Many businesses and advertising agencies claim the urban environment will become a sad and dangerous place. But supporters of the law see it as an opportunity to open up architecture, landscape, natural forms, natural light and natural cycles. City planners, architects and environmental advocates maintain the new "clean city" law, brings São Paulo a welcome step closer to an imagined urban ideal.

This Flickr photoset provides a wonderful glimpse of the "No Logo" environment, with the former billboard spaces on walls and roadsides stripped of their adverts. (We'd reproduce a couple here, but the photographer didn't use a Creative Commons license, so we can only suggest that you click the link above and see them for yourself.)


Comments

A propaganda-clean city?

Thanks for turning me on to this! I feel it is a remarkable manifestation of the clean city as an ideal. Just as I write this comment, google ads beckon me to billboard ad sites on the left, and I am reminded of their prevelance.

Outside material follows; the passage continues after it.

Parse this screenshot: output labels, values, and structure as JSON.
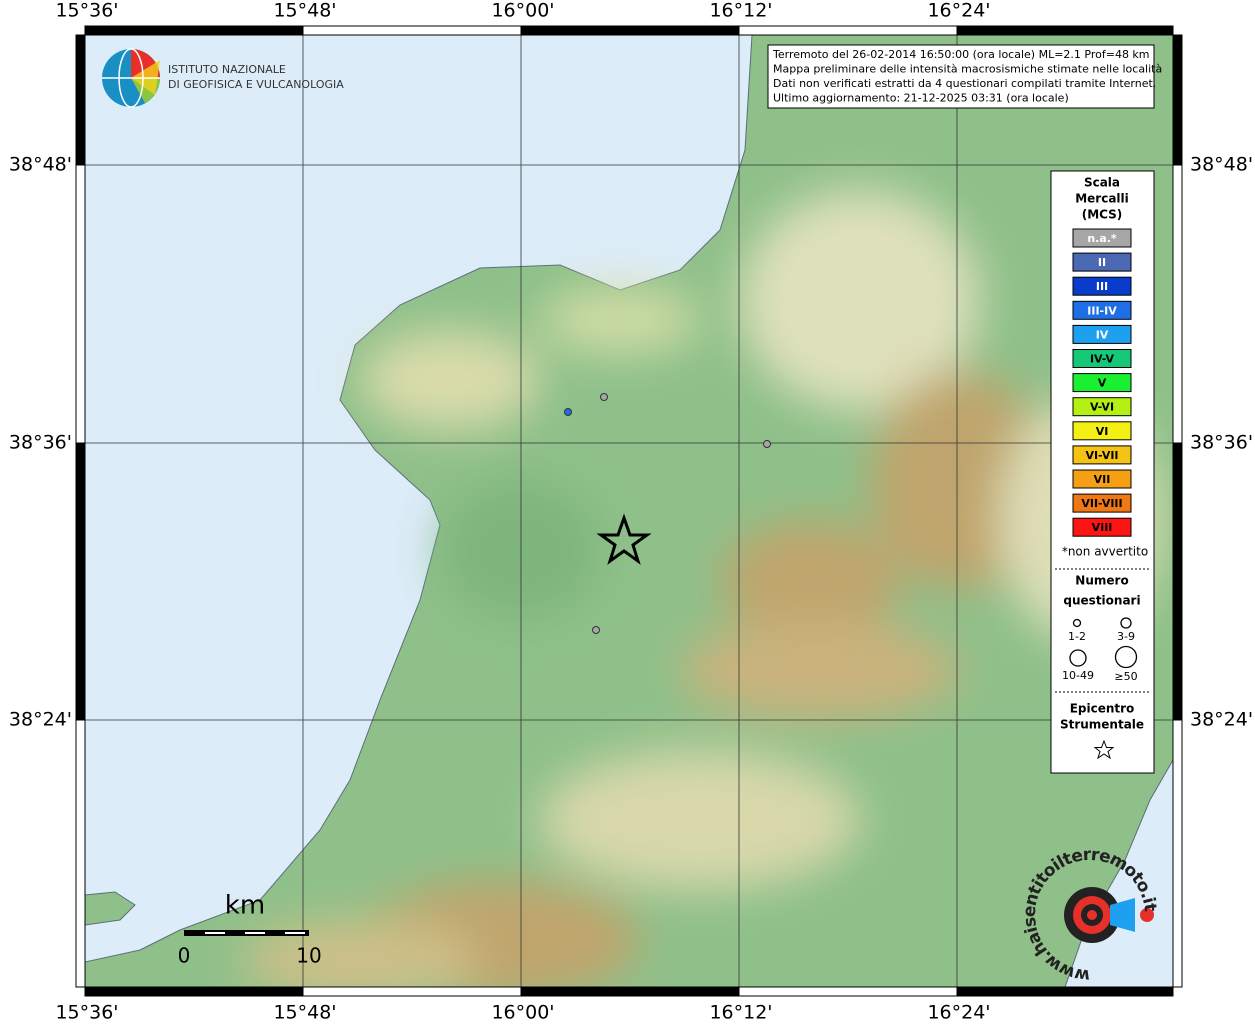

Lets take Sao Paulo's lead!

"The only thing constant in life is change" -François de la Rochefoucauld

In NYC

Living in NYC, it's hard to imagine this even a possibility. Seems like every highway, every avenue, there's billboards perched almost like predators above the cars and pedestrians. I couldn't imagine Madison Ave taking the financial hit of having billboards taking down across the city. I'm glad there's one place willing to try this. I'd love to see a long-term study of the psychological effects it must have on the city's denizens.